We were able to go from collecting data, training a model, dockerizing the model, and then deploying a serverless image that can seamlessly scale.  We can break down our path into 4 steps, data collection, model training, dockerizing, and deploying.  With the following bash script we can run our entire parameterized CI/CD pipeline, that will get our data, train our model, create a self-contained image, and deploy it to a serverless architecture.

#!/bin/bash

HANDLE=$1
VERSION=$2
TRAIN_ARGS=$3
SCALE=$4

echo "Running DevOps Pipeline"

echo "collecting data for $HANDLE"
ruby tweet_text.rb $HANDLE

echo "Starting training..."
train.py $TRAIN_ARGS
echo "Training finished"

echo "Starting docker build"
docker build -t $HANDLE_tweet-bot .
docker tag tweet-bot:version MY_URL.us-east-1.amazonaws.com/$HANDLE_tweet-bot:version
docker push MY_URL.us-east-1.amazonaws.com/tweet-bot:latest
echo "Docker image pushed to ECR"

echo "Deploying $SCALE images"
aws ecs register-task-definition --cli-input-json file://fargate-task.json | sed -i 's/IMAGE_PLACE_HOLDER/$HANDLE_tweet-bot:version'
aws ecs create-service --cluster default --service-name tweet-service --task-definition HANDLE_tweet-bot:version --desired-count $SCALE--launch-type "FARGATE" --network-configuration "awsvpcConfiguration={subnets=[subnet-abcd],securityGroups=[sg-abcd],assignPublicIp='ENABLED'}"

Did we DevOps?

Time to evaluate if we brought some DevOps in building a machine learning product. Here’s are a couple key DevOps principles I adhere to when working on any project.

Automated Builds

We want to be able easily define how we are going to build, version, and refine our application each time we want to deploy a new version in an automated fashion. Our setup allows for a parameterized push-button pipeline by starting the data collection process with a twitter handle to get tweets from, a training step with the ability to edit hyperparameters on the fly, and finally, our docker builds are easily versioned by image name and tag name.

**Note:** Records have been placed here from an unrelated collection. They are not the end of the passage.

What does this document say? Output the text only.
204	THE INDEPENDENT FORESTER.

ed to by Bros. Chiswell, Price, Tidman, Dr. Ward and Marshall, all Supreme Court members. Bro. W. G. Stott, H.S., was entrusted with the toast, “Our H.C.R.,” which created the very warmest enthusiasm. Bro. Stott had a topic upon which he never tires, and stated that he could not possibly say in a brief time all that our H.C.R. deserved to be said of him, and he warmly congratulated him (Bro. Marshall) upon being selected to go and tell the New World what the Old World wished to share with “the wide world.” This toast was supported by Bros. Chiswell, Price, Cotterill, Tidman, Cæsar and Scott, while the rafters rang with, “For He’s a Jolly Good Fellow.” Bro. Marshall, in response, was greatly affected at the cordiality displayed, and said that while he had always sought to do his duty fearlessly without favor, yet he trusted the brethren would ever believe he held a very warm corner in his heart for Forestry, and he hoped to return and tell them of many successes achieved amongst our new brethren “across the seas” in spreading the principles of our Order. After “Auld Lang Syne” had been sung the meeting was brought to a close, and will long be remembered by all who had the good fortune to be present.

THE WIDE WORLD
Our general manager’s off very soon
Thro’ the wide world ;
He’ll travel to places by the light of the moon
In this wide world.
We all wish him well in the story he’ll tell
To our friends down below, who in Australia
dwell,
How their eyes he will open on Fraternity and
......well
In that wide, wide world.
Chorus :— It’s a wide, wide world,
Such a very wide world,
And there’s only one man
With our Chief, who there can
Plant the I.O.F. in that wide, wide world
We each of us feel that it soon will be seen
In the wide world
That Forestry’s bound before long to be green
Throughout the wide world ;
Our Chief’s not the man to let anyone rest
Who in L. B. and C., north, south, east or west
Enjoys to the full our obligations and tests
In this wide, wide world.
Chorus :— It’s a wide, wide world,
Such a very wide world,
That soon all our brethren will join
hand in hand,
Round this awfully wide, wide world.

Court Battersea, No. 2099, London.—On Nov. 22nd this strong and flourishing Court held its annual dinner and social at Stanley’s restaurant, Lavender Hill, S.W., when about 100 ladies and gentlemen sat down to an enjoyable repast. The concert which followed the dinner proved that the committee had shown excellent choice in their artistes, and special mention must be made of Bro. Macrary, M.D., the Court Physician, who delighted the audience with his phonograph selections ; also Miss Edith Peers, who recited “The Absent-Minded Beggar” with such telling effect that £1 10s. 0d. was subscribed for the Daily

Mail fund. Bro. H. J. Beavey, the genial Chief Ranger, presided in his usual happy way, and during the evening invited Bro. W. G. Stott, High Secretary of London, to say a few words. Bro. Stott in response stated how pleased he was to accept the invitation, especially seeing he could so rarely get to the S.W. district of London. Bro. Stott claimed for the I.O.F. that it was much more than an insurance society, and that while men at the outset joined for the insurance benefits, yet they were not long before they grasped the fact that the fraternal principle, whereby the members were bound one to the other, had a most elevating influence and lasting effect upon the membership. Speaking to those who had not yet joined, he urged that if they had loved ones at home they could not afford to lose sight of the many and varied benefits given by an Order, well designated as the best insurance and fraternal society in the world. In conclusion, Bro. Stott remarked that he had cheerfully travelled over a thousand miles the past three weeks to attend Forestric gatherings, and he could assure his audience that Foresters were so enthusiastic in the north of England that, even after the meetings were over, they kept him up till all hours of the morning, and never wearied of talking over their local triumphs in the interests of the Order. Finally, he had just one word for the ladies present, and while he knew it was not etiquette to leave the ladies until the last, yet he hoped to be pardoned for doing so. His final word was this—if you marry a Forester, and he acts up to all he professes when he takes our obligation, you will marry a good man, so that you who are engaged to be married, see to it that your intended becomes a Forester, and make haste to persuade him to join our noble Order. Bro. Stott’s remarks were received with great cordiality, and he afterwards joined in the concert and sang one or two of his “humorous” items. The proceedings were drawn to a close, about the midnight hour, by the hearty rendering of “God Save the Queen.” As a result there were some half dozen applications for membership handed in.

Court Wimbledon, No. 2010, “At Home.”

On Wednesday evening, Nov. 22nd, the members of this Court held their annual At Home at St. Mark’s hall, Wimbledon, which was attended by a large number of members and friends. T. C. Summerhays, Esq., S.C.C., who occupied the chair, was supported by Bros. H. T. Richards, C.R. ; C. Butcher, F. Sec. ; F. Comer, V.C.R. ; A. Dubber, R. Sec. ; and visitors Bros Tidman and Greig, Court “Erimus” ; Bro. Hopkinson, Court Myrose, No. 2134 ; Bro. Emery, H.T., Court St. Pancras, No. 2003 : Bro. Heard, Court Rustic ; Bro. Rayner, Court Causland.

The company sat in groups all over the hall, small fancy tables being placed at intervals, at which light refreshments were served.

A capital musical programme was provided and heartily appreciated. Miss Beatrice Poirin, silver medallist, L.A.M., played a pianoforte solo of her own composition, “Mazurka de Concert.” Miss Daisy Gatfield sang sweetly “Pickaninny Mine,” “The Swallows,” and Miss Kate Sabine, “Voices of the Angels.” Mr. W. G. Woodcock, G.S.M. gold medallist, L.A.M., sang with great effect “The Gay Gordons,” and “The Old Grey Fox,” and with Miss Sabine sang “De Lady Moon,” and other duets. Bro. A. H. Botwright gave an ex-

It’s sufficient to say we have very configurable setup, but we still have to manually kick off the script, for our use case we might want to retrain a model whenever our target user sends a new tweet, which would require us to set up some type of polling, to check for new tweets and then kick off our pipeline.

Scalable Solutions

When we want to deploy code,  worrying about servers and provisioning always haunts the minds of any site reliability engineer tasked with keeping services running. Luckily for us our serverless architecture with AWS Fargate hides us away from servers so we don’t have to worry about instance types, managing cluster scheduling, or optimizing cluster utilization. We just need to focus on our docker image. Score!!

Product-focused

DevOps at its heart is getting distinct parts to be modularized and put into a turn key solution that can be deployed at scale. Our process involved grabbing code from a GitHub repo, getting raw tweets from users on Twitter, and the use of docker to contain a trained model bundled with a web server to create an easy to use API that can be easily scaled due to Fargate. We turned a python CLI tool into a repeatable,  scalable, and dockerized RESTful API that can be deployed to the public cloud with a few lines of code.

Takeaway

Like the other trending 2018 buzzword blockchain, there is much to capture in the machine learning space, and while some ML products are far along, most of the projects are still in their infancy. Experiencing the process and getting your feet wet is the best way to learn. DevOps is a framework, and it can be applied to machine learning the same as any other type of software engineering to build a training foundation, optimizing model creation and providing an elegant integration process to acquire operationally inferred results.

… and when an AI does eventually manage your AWS environment, I’ll be glad that I took the leap in getting DevOps completely automated.